LE QUOTIDIEN : Comment en êtes-vous venue à vous intéresser à l’odorologie ?
ISABELLE FROMANTIN : Après un parcours tourné vers la pédiatrie en tant qu’infirmière, je me suis intéressée aux plaies chroniques en oncologie. J’en ai fait mon sujet de thèse et ces travaux sur le cancer du sein m’ont amenée à me concentrer sur l’odorologie. Il existe dans ce cancer un lien entre infection, biofilm et odeurs de plaies tumorales qui m’a semblé essentiel à explorer.
En effet, lors du développement d’une tumeur, en raison de la forte angiogenèse et la nécrose associée, les plaies dégagent une odeur nauséabonde. En exploitant la chimie analytique, j’ai constaté que des composés organiques volatils (COV) spécifiques étaient libérés. De plus, certains COV étaient émis par les bactéries de la plaie ou par les topiques, mais d’autres n’en étaient pas issus. Mon hypothèse a donc été la suivante : la tumeur pourrait-elle aussi libérer des COV ? Et si tel est le cas, ces derniers pourraient-ils servir de biomarqueurs du cancer du sein lorsqu'il n'y a pas de plaie, à un stade précoce ? C’est ainsi que le projet de dépister le cancer du sein grâce à l’odorologie, que nous avons nommé Kdog, a germé.
Comment avez-vous travaillé ?
Le projet Kdog s’est divisé en deux programmes qui se nourrissent l’un l’autre.
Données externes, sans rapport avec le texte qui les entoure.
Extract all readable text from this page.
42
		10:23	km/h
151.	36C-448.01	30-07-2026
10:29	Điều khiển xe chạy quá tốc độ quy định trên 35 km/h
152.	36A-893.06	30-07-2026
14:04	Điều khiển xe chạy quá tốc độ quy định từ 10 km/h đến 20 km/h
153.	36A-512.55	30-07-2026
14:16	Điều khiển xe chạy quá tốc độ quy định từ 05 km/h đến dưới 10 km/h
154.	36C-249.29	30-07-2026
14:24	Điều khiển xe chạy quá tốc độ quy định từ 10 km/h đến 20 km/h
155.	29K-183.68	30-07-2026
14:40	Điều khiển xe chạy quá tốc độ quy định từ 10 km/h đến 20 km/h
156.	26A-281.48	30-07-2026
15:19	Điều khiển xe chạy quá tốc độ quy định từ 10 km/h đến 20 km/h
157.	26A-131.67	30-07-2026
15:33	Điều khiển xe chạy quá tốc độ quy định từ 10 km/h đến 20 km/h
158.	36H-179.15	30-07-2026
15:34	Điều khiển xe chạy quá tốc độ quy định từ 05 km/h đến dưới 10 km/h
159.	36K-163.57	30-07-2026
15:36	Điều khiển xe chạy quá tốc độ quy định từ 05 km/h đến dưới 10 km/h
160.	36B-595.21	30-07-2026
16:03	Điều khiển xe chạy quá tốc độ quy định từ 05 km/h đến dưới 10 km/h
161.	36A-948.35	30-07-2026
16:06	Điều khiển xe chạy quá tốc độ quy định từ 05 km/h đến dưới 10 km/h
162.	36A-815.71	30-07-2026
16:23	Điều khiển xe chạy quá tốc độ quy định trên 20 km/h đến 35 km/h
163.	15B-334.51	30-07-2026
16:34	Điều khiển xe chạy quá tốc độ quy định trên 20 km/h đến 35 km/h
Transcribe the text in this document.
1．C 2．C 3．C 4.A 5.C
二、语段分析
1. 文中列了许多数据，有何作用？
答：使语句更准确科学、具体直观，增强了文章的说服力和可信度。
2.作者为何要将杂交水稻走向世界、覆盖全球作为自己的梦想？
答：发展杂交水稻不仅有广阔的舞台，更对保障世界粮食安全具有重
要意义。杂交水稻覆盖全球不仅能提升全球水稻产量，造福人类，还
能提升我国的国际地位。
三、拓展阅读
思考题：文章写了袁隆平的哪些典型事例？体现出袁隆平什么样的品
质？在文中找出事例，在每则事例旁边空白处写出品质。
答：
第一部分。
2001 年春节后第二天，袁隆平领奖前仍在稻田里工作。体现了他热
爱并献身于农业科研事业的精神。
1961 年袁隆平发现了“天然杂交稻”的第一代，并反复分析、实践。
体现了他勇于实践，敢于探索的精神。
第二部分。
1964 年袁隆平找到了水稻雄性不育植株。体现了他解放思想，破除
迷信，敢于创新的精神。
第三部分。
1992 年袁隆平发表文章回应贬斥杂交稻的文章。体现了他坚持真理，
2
Le premier, Kdog COV se concentre sur les COV et cherche une signature olfactive du cancer du sein. À terme, il aboutirait sur une truffe électronique capable de la détecter. Le second, Kdog-1, exploite l’odorat des chiens pour repérer et discriminer l’odeur du cancer du sein. En réalité, de nombreux animaux pourraient en être capables comme les rats ou encore les éléphants, mais nous avons choisi de travailler avec les chiens pour des raisons de coût et d’accessibilité.
Si nous trouvons la signature olfactive du cancer du sein, nous pourrions développer une truffe électronique
Quels résultats avez-vous obtenus ?
L’étude pilote de Kdog-1 (2018) avait pour objectif de répondre à la question « les chiens sont-ils capables de détecter précocement les cancers ? ». En collaboration étroite avec des experts cynophiles, nous avons tout d’abord entraîné les chiens grâce à des compresses imprégnées de sueur de poitrine de patientes volontaires atteintes d’un cancer du sein. Puis nous avons montré aux chiens plus d’une centaine d’échantillons de compresses issues de patientes malades et de personnes indemnes de cancer. Les compresses étaient positionnées dans des cônes rangés par lignes de quatre parmi lesquels se trouvaient, à chaque fois, trois négatifs et un positif. Le chien devait s’asseoir lorsqu’il détectait un positif. Ils ont ainsi fait preuve d’une sensibilité supérieure à 90 % ce qui nous a permis de conclure à leur capacité de détecter le cancer.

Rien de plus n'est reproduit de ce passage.